Leukocyte adhesion to the carboxyl-terminal region of fibronectin, a major component of extracellular matrices, involves recognition of the CS-1 site and the Hep II domain. We have previously shown that cultured T and B lymphoid cells constitutively attach via the alpha 4 beta 1 integrin to a 38-kDa fibronectin fragment that contains CS-1 and Hep II, and to a 58-kDa fragment that contains Hep II only. In this report we have studied the adhesion of other hemopoietic cells to the CS-1 and Hep II regions of fibronectin. Cultured monocytic cells and peripheral blood T lymphocytes constitutively bound to the 38-kDa fragment indicating that alpha 4 beta 1 was functional. These cells, however, were unable to bind to the 58-kDa fragment. On lymphoid cells both fragments were shown to bind to very close regions of alpha 4 beta 1 as indicated by the inhibition pattern of mAb to various alpha 4 epitopes, and by the good inhibitory capacity of soluble 38-kDa fragment on cell adhesion to 58-kDa fragment.
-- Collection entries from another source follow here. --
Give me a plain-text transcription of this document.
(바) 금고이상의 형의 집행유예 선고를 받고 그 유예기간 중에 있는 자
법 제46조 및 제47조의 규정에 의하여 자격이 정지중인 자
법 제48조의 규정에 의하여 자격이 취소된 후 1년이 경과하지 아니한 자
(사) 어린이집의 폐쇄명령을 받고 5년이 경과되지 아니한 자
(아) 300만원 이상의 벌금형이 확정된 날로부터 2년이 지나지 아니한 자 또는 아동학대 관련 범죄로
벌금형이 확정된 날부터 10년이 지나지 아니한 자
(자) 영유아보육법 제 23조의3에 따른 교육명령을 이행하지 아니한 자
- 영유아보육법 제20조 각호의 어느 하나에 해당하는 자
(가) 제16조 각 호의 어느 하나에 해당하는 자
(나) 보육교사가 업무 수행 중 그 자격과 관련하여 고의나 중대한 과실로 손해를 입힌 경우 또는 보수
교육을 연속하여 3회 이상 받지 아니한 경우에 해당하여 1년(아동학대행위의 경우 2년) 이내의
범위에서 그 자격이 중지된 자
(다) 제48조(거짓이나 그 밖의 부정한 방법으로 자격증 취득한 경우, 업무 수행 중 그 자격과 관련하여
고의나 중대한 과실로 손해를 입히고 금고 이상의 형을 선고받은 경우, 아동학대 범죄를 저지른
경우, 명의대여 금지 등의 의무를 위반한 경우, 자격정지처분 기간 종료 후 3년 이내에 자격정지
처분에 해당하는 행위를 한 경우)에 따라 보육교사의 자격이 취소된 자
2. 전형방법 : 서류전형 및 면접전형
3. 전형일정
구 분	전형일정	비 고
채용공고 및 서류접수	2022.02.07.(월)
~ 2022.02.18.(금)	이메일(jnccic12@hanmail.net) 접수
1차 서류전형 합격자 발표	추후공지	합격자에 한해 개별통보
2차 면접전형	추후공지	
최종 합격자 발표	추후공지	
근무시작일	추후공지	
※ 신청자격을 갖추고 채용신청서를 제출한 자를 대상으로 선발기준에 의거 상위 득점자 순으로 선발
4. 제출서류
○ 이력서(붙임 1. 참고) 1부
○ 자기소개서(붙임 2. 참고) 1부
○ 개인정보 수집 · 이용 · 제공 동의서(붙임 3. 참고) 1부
These results suggested that alpha 4 beta 1 is present on certain cell populations as a partially active form able to recognize the "high affinity" ligand CS-1 but not the "low affinity" ligand Hep II. Binding of monocytic cells and peripheral blood T lymphocytes to the Hep II domain could be induced by several agents: first, long (48-h) and short (20-min) treatment with phorbol esters; second, cell incubation with the divalent cation Mn2+; third, and most effective, cell incubation with the mAb TS2/16, which is directed to the beta 1 integrin subunit. Binding to the 58-kDa fragment in all three cases was completely inhibited by mAb anti-alpha 4, thus confirming the involvement of alpha 4 beta 1 in the recognition of the Hep II domain. No major changes on alpha 4 beta 1 surface expression were observed after these treatments as determined by immunofluorescence analyses. Our results indicate that hemopoietic cells may differentially bind the CS-1 and Hep II ligands in fibronectin depending on the activation state of alpha 4 beta 1, a fact that may be relevant for the migration and function of leukocytes.